Experimental study of the polycarbonate behaviour during complex loadings and comparison with the Boyce, Parks and Argon model predictions

The aim of this paper is to characterise the mechanical behaviour of polycarbonate in complex loadings through experimental investigations. Various strain paths and histories have been experimented in compression such as loading–unloading for different strains, repeated loading–unloading with various dwell times and stress levels and non-radial loading tests. All these experiments have been carried out at a constant nominal strain rate (0.001/s) and room temperature. Elastic, permanent and recoverable strain components have been identified and their strain rate evolution estimated. The influence of dwell time and stress level on the anelastic deformation has also been studied. The non-radial experiments have emphasised the strongly anisotropic behaviour of polycarbonate.
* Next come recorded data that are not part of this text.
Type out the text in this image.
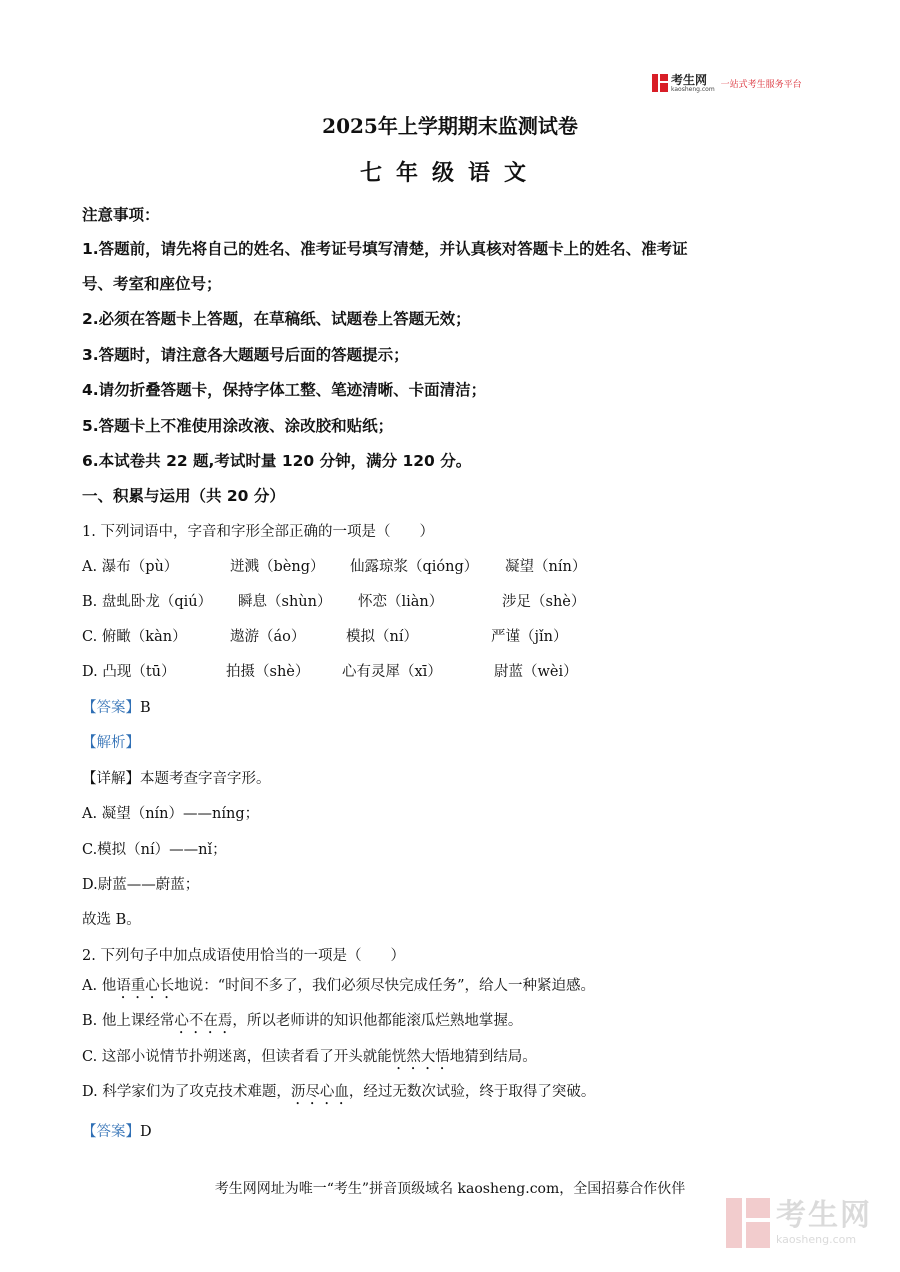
考生网
kaosheng.com 一站式考生服务平台
2025年上学期期末监测试卷
七年级语文
注意事项：
1.答题前，请先将自己的姓名、准考证号填写清楚，并认真核对答题卡上的姓名、准考证
号、考室和座位号；
2.必须在答题卡上答题，在草稿纸、试题卷上答题无效；
3.答题时，请注意各大题题号后面的答题提示；
4.请勿折叠答题卡，保持字体工整、笔迹清晰、卡面清洁；
5.答题卡上不准使用涂改液、涂改胶和贴纸；
6.本试卷共 22 题,考试时量 120 分钟，满分 120 分。
一、积累与运用（共 20 分）
1. 下列词语中，字音和字形全部正确的一项是（　　）
A. 瀑布（pù）	迸溅（bèng） 仙露琼浆（qióng） 凝望（nín）
B. 盘虬卧龙（qiú） 瞬息（shùn） 怀恋（liàn）	涉足（shè）
C. 俯瞰（kàn）	遨游（áo）	模拟（ní）	严谨（jǐn）
D. 凸现（tū）	拍摄（shè） 心有灵犀（xī）	尉蓝（wèi）
【答案】B
【解析】
【详解】本题考查字音字形。
A. 凝望（nín）——níng；
C.模拟（ní）——nǐ；
D.尉蓝——蔚蓝；
故选 B。
2. 下列句子中加点成语使用恰当的一项是（　　）
A. 他语重心长地说：“时间不多了，我们必须尽快完成任务”，给人一种紧迫感。
B. 他上课经常心不在焉，所以老师讲的知识他都能滚瓜烂熟地掌握。
C. 这部小说情节扑朔迷离，但读者看了开头就能恍然大悟地猜到结局。
D. 科学家们为了攻克技术难题，沥尽心血，经过无数次试验，终于取得了突破。
【答案】D
考生网网址为唯一“考生”拼音顶级域名 kaosheng.com，全国招募合作伙伴
考生网
kaosheng.com
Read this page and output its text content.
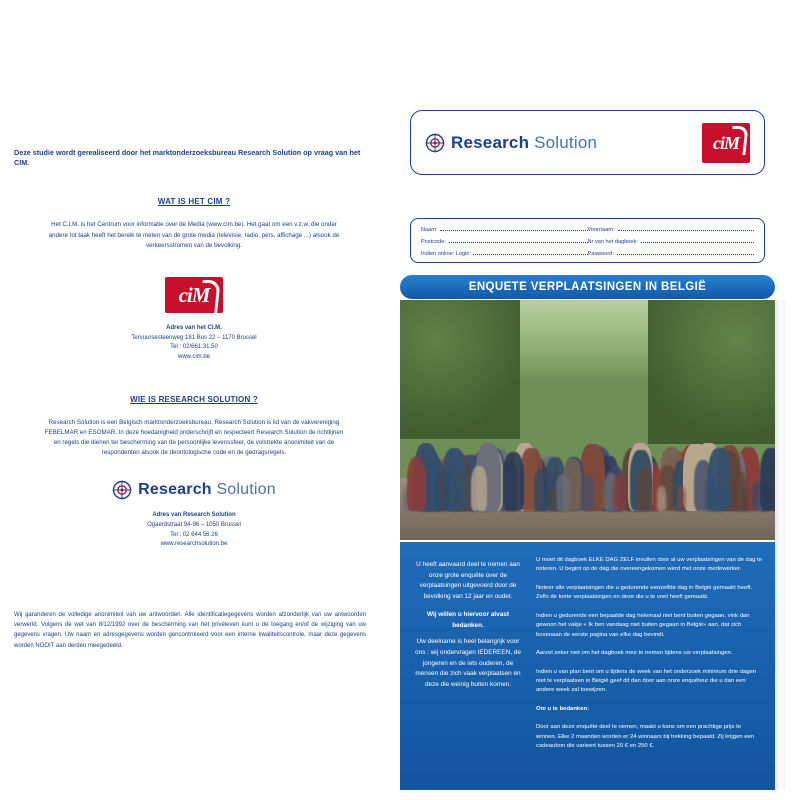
Deze studie wordt gerealiseerd door het marktonderzoeksbureau Research Solution op vraag van het CIM.

WAT IS HET CIM ?
Het C.I.M. is het Centrum voor informatie over de Media (www.cim.be). Het gaat om een v.z.w. die onder andere tot taak heeft het bereik te meten van de grote media (televisie, radio, pers, affichage ...) alsook de verkeersstromen van de bevolking.
ciM
Adres van het CI.M.
Tervuursesteenweg 181 Bus 22 – 1170 Brussel
Tel : 02/661.31.50
www.cim.be
WIE IS RESEARCH SOLUTION ?
Research Solution is een Belgisch marktonderzoeksbureau. Research Solution is lid van de vakvereniging FEBELMAR en ESOMAR. In deze hoedanigheid onderschrijft en respecteert Research Solution de richtlijnen en regels die dienen ter bescherming van de persoonlijke levenssfeer, de volstrekte anonimiteit van de respondenten alsook de deontologische code en de gedragsregels.
Research Solution
Adres van Research Solution
Ogaerdstraat 94-96 – 1050 Brussel
Tel : 02 644 56 26
www.researchsolution.be
Wij garanderen de volledige anonimiteit van uw antwoorden. Alle identificatiegegevens worden afzonderlijk van uw antwoorden verwerkt. Volgens de wet van 8/12/1992 over de bescherming van het privéleven kunt u de toegang en/of de wijziging van uw gegevens vragen. Uw naam en adresgegevens worden gencontroleerd voor een interne kwaliteitscontrole, maar deze gegevens worden NOOIT aan derden meegedeeld.
Research Solution	ciM
Naam:	Voornaam:
Postcode:	Nr van het dagboek:
Indien online: Login	Paswoord:
ENQUETE VERPLAATSINGEN IN BELGIË
U heeft aanvaard deel te nemen aan onze grote enquête over de verplaatsingen uitgevoerd door de bevolking van 12 jaar en ouder.
Wij willen u hiervoor alvast bedanken.
Uw deelname is heel belangrijk voor ons : wij ondervragen IEDEREEN, de jongeren en de iets ouderen, de mensen die zich vaak verplaatsen en deze die weinig buiten komen.

U moet dit dagboek ELKE DAG ZELF invullen door al uw verplaatsingen van de dag te noteren. U begint op de dag die overeengekomen werd met onze medewerker.

Noteer alle verplaatsingen die u gedurende eenzelfde dag in België gemaakt heeft. Zelfs de korte verplaatsingen en deze die u te voet heeft gemaakt.

Indien u gedurende een bepaalde dag helemaal niet bent buiten gegaan, vink dan gewoon het vakje « Ik ben vandaag niet buiten gegaan in België» aan, dat zich bovenaan de eerste pagina van elke dag bevindt.

Aarzel zeker niet om het dagboek mee te nemen tijdens uw verplaatsingen.

Indien u van plan bent om u tijdens de week van het onderzoek minimum drie dagen niet te verplaatsen in België geef dit dan door aan onze enquêteur die u dan een andere week zal toewijzen.

Om u te bedanken:

Door aan deze enquête deel te nemen, maakt u kans om een prachtige prijs te winnen. Elke 2 maanden worden er 24 winnaars bij trekking bepaald. Zij krijgen een cadeaubon die varieert tussen 20 € en 250 €.
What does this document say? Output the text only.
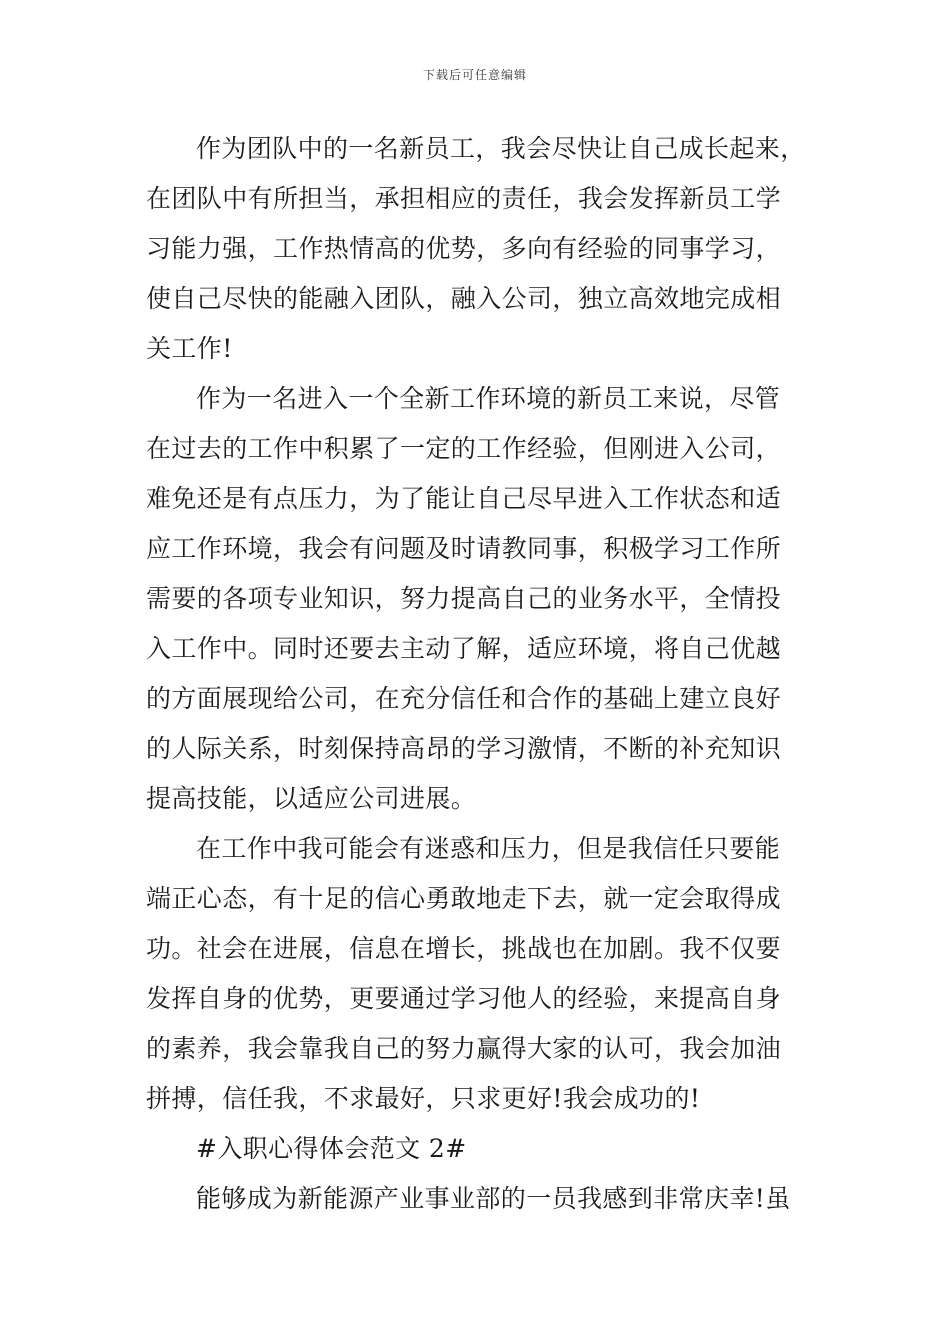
下载后可任意编辑
作为团队中的一名新员工，我会尽快让自己成长起来，
在团队中有所担当，承担相应的责任，我会发挥新员工学
习能力强，工作热情高的优势，多向有经验的同事学习，
使自己尽快的能融入团队，融入公司，独立高效地完成相
关工作!
作为一名进入一个全新工作环境的新员工来说，尽管
在过去的工作中积累了一定的工作经验，但刚进入公司，
难免还是有点压力，为了能让自己尽早进入工作状态和适
应工作环境，我会有问题及时请教同事，积极学习工作所
需要的各项专业知识，努力提高自己的业务水平，全情投
入工作中。同时还要去主动了解，适应环境，将自己优越
的方面展现给公司，在充分信任和合作的基础上建立良好
的人际关系，时刻保持高昂的学习激情，不断的补充知识
提高技能，以适应公司进展。
在工作中我可能会有迷惑和压力，但是我信任只要能
端正心态，有十足的信心勇敢地走下去，就一定会取得成
功。社会在进展，信息在增长，挑战也在加剧。我不仅要
发挥自身的优势，更要通过学习他人的经验，来提高自身
的素养，我会靠我自己的努力赢得大家的认可，我会加油
拼搏，信任我，不求最好，只求更好!我会成功的!
#入职心得体会范文 2#
能够成为新能源产业事业部的一员我感到非常庆幸!虽
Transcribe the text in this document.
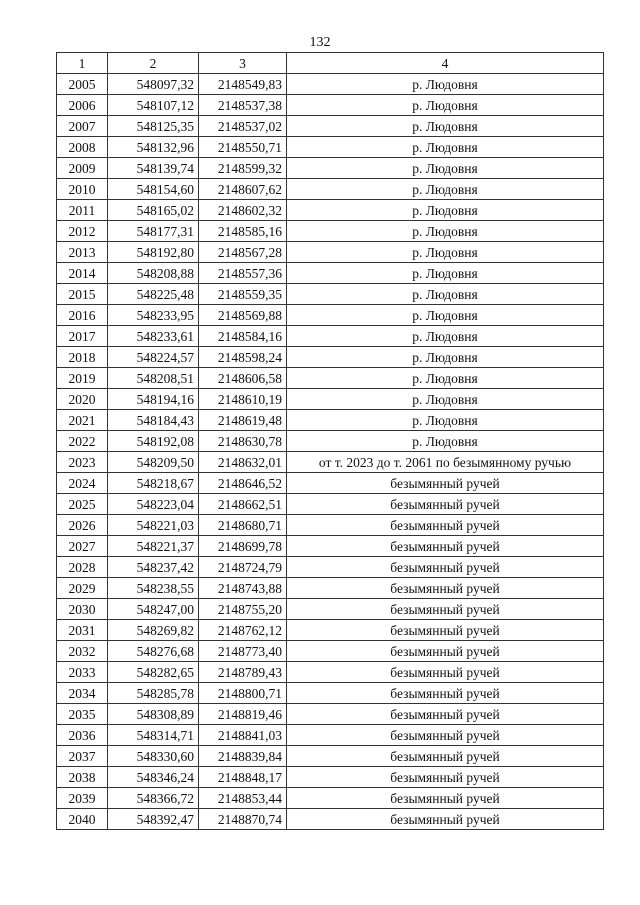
132
1	2	3	4
2005	548097,32	2148549,83	р. Людовня
2006	548107,12	2148537,38	р. Людовня
2007	548125,35	2148537,02	р. Людовня
2008	548132,96	2148550,71	р. Людовня
2009	548139,74	2148599,32	р. Людовня
2010	548154,60	2148607,62	р. Людовня
2011	548165,02	2148602,32	р. Людовня
2012	548177,31	2148585,16	р. Людовня
2013	548192,80	2148567,28	р. Людовня
2014	548208,88	2148557,36	р. Людовня
2015	548225,48	2148559,35	р. Людовня
2016	548233,95	2148569,88	р. Людовня
2017	548233,61	2148584,16	р. Людовня
2018	548224,57	2148598,24	р. Людовня
2019	548208,51	2148606,58	р. Людовня
2020	548194,16	2148610,19	р. Людовня
2021	548184,43	2148619,48	р. Людовня
2022	548192,08	2148630,78	р. Людовня
2023	548209,50	2148632,01	от т. 2023 до т. 2061 по безымянному ручью
2024	548218,67	2148646,52	безымянный ручей
2025	548223,04	2148662,51	безымянный ручей
2026	548221,03	2148680,71	безымянный ручей
2027	548221,37	2148699,78	безымянный ручей
2028	548237,42	2148724,79	безымянный ручей
2029	548238,55	2148743,88	безымянный ручей
2030	548247,00	2148755,20	безымянный ручей
2031	548269,82	2148762,12	безымянный ручей
2032	548276,68	2148773,40	безымянный ручей
2033	548282,65	2148789,43	безымянный ручей
2034	548285,78	2148800,71	безымянный ручей
2035	548308,89	2148819,46	безымянный ручей
2036	548314,71	2148841,03	безымянный ручей
2037	548330,60	2148839,84	безымянный ручей
2038	548346,24	2148848,17	безымянный ручей
2039	548366,72	2148853,44	безымянный ручей
2040	548392,47	2148870,74	безымянный ручей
Finally, the results of these tests are compared to the well known Boyce, Parks and Argon (BPA) [Boyce MC, Parks DM, Argon AS. Large inelastic deformation of glassy polymers Part I: rate dependent constitutive model. Mech Mater 1988;7:15–33, [1]] constitutive model. The major discrepancies observed concern the absence of simulated permanent strain and the incorrect description of the anelastic strain. Besides, the predicted anisotropic response of polycarbonate (PC) does not match the experimental observations. The role of internal stresses, induced by deformation process, on polycarbonate behaviour is pointed out.